German independent Wintershall is already active in a “key project for Argentina” in the country’s waters off the coast of Tierra del Fuego, company spokeswoman Ulrike Sasse told NGW. The firm has been producing from the Vega Pleyade gas and condensate field since February 2016, alongside partners Total and Pan American South, Sasse said.

The field “is the southernmost platform in the world,” she added, but was unable to comment further on the operational status quo in the area. Total, which operates the field, was also unable to comment.

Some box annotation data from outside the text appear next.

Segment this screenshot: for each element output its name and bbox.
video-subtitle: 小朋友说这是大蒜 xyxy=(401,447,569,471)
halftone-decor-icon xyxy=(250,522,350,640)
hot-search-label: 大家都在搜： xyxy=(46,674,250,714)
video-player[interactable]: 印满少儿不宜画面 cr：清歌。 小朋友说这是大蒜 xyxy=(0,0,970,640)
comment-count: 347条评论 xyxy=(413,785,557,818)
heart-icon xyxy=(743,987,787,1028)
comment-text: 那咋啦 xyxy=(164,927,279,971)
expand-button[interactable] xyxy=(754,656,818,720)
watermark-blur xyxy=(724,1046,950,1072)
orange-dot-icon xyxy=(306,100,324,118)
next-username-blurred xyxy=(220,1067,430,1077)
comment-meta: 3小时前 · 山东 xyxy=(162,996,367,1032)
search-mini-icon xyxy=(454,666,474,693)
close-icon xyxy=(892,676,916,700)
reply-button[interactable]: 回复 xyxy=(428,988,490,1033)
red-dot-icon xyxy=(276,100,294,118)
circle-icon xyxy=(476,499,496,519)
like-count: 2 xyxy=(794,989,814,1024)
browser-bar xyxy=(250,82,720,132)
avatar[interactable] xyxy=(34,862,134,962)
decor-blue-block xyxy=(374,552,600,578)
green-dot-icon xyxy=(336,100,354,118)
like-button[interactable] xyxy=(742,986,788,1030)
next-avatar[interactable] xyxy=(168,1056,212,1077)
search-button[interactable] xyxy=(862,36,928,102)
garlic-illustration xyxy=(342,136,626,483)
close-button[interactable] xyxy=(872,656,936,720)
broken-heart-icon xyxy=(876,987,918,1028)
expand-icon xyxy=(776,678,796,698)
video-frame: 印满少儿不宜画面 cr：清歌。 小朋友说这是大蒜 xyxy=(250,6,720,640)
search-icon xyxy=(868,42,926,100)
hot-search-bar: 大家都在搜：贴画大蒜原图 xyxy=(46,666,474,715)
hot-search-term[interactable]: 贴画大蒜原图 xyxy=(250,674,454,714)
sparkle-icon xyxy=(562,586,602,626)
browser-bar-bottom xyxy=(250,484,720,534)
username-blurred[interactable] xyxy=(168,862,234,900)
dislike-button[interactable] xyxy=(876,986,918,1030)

Vega Pleyade, one of the largest offshore fields in Argentina, has a production capacity of 10mn m³/day. It is in the Cuenca Marina Austral 1 (CMA-1) concession. Through the CMA-1 concession, Total also operates the onshore Ara and Canadon Alfa fields and the offshore Hidra, Kaus, Argo, Carina and Aries fields – all in Tierra del Fuego. Total’s total output from the region is estimated to be 22mn m³/d.

Nonetheless, capacity in Tierra del Fuego is constrained by pipeline bottlenecks. One main pipeline, which transports gas to market in Buenos Aires nearly 3,000 miles away, is reportedly already running at full capacity. 

Infrastructure deficiencies, alongside the potential for social protest, are two areas that threaten to hold back Argentina’s progress. The country’s energy industry has come a long way in the last two years, but it still needs to consolidate some key areas to be able to move forward with confidence.